Another angle on ethnicity-as-entertainment comes from the critical eye of performer Wile E. Filipino, after he had slogged through culturally tone-deaf productions of Miss Saigon and other “classics”:
I learned that it’s rather presumptuous for three White guys to get together and write a show about the experience of people of color set within the context of their culture, without major involvement of people from that culture. Almost as presumptuous as white producers (who are simply trying to cash in on a movie version of another musical by the same creative team) patting themselves on the back for “starting a conversation” when many of us, members of the same geographical community, have lived with the issues of racial discrimination, bias, and prejudice all our lives.

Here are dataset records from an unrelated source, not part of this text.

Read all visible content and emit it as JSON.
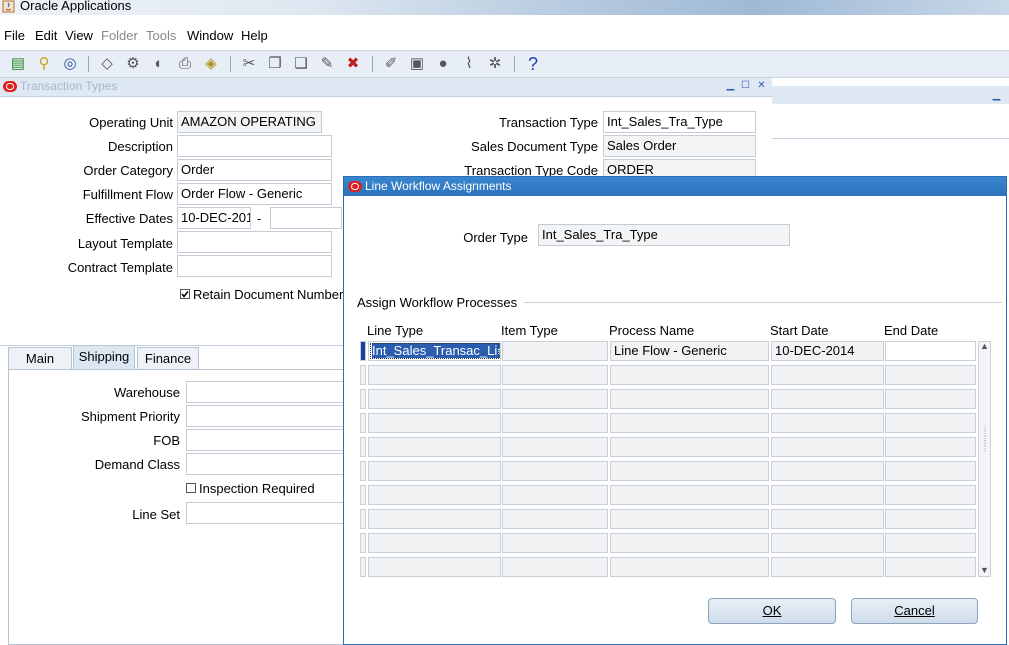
{
  "app": {
    "title": "Oracle Applications"
  },
  "menu": [
    {
      "label": "File"
    },
    {
      "label": "Edit"
    },
    {
      "label": "View"
    },
    {
      "label": "Folder"
    },
    {
      "label": "Tools"
    },
    {
      "label": "Window"
    },
    {
      "label": "Help"
    }
  ],
  "toolbar": {
    "help_glyph": "?"
  },
  "transaction_types": {
    "title": "Transaction Types",
    "operating_unit": {
      "label": "Operating Unit",
      "value": "AMAZON OPERATING"
    },
    "description": {
      "label": "Description",
      "value": ""
    },
    "order_category": {
      "label": "Order Category",
      "value": "Order"
    },
    "fulfillment_flow": {
      "label": "Fulfillment Flow",
      "value": "Order Flow - Generic"
    },
    "effective_dates": {
      "label": "Effective Dates",
      "from": "10-DEC-201",
      "separator": "-",
      "to": ""
    },
    "layout_template": {
      "label": "Layout Template",
      "value": ""
    },
    "contract_template": {
      "label": "Contract Template",
      "value": ""
    },
    "retain_document_number": {
      "label": "Retain Document Number",
      "checked": true
    },
    "transaction_type": {
      "label": "Transaction Type",
      "value": "Int_Sales_Tra_Type"
    },
    "sales_document_type": {
      "label": "Sales Document Type",
      "value": "Sales Order"
    },
    "transaction_type_code": {
      "label": "Transaction Type Code",
      "value": "ORDER"
    },
    "tabs": [
      {
        "label": "Main"
      },
      {
        "label": "Shipping"
      },
      {
        "label": "Finance"
      }
    ],
    "active_tab": "Shipping",
    "shipping": {
      "warehouse": {
        "label": "Warehouse",
        "value": ""
      },
      "shipment_priority": {
        "label": "Shipment Priority",
        "value": ""
      },
      "fob": {
        "label": "FOB",
        "value": ""
      },
      "demand_class": {
        "label": "Demand Class",
        "value": ""
      },
      "inspection_required": {
        "label": "Inspection Required",
        "checked": false
      },
      "line_set": {
        "label": "Line Set",
        "value": ""
      }
    }
  },
  "dialog": {
    "title": "Line Workflow Assignments",
    "order_type": {
      "label": "Order Type",
      "value": "Int_Sales_Tra_Type"
    },
    "section_label": "Assign Workflow Processes",
    "columns": [
      "Line Type",
      "Item Type",
      "Process Name",
      "Start Date",
      "End Date"
    ],
    "rows": [
      [
        "Int_Sales_Transac_Lin",
        "",
        "Line Flow - Generic",
        "10-DEC-2014",
        ""
      ],
      [
        "",
        "",
        "",
        "",
        ""
      ],
      [
        "",
        "",
        "",
        "",
        ""
      ],
      [
        "",
        "",
        "",
        "",
        ""
      ],
      [
        "",
        "",
        "",
        "",
        ""
      ],
      [
        "",
        "",
        "",
        "",
        ""
      ],
      [
        "",
        "",
        "",
        "",
        ""
      ],
      [
        "",
        "",
        "",
        "",
        ""
      ],
      [
        "",
        "",
        "",
        "",
        ""
      ],
      [
        "",
        "",
        "",
        "",
        ""
      ]
    ],
    "ok_label": "OK",
    "cancel_label": "Cancel"
  },
  "colors": {
    "oracle_red": "#e02020",
    "dialog_title": "#2b73bd",
    "selection": "#2a5db0"
  }
}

Whether we are writing or performing or making art, embedded in every hybrid cultural expression is an act of reinterpretation that flirts with exploitation.
Kids’ stories are by definition simple, so they may seem “easier” to play with. But whether we’re telling stories to our peers or to our youth or elders, the way we respond to the fantasy versions of our ethnic identities holds consequences for the next generation. The stories also attest to the ongoing project of reconciling history across generations.
Yes, Disney is an embarrassing hodge-podge of cultural revisionism. But so are we all, maybe with a different accent and a different inflection. Our heroes can diverge from convention too, however, whether they’re futuristic superheroes or Manga universes or rebranded Jane Bonds, or revisionist Broadway musical characters that play on stereotypes in order to subvert and explode them. Every artistic endeavor is the labor of historical trespass, inlaid with the winking magic of historical imagination. Why “start a conversation” when you can invent your own mythology?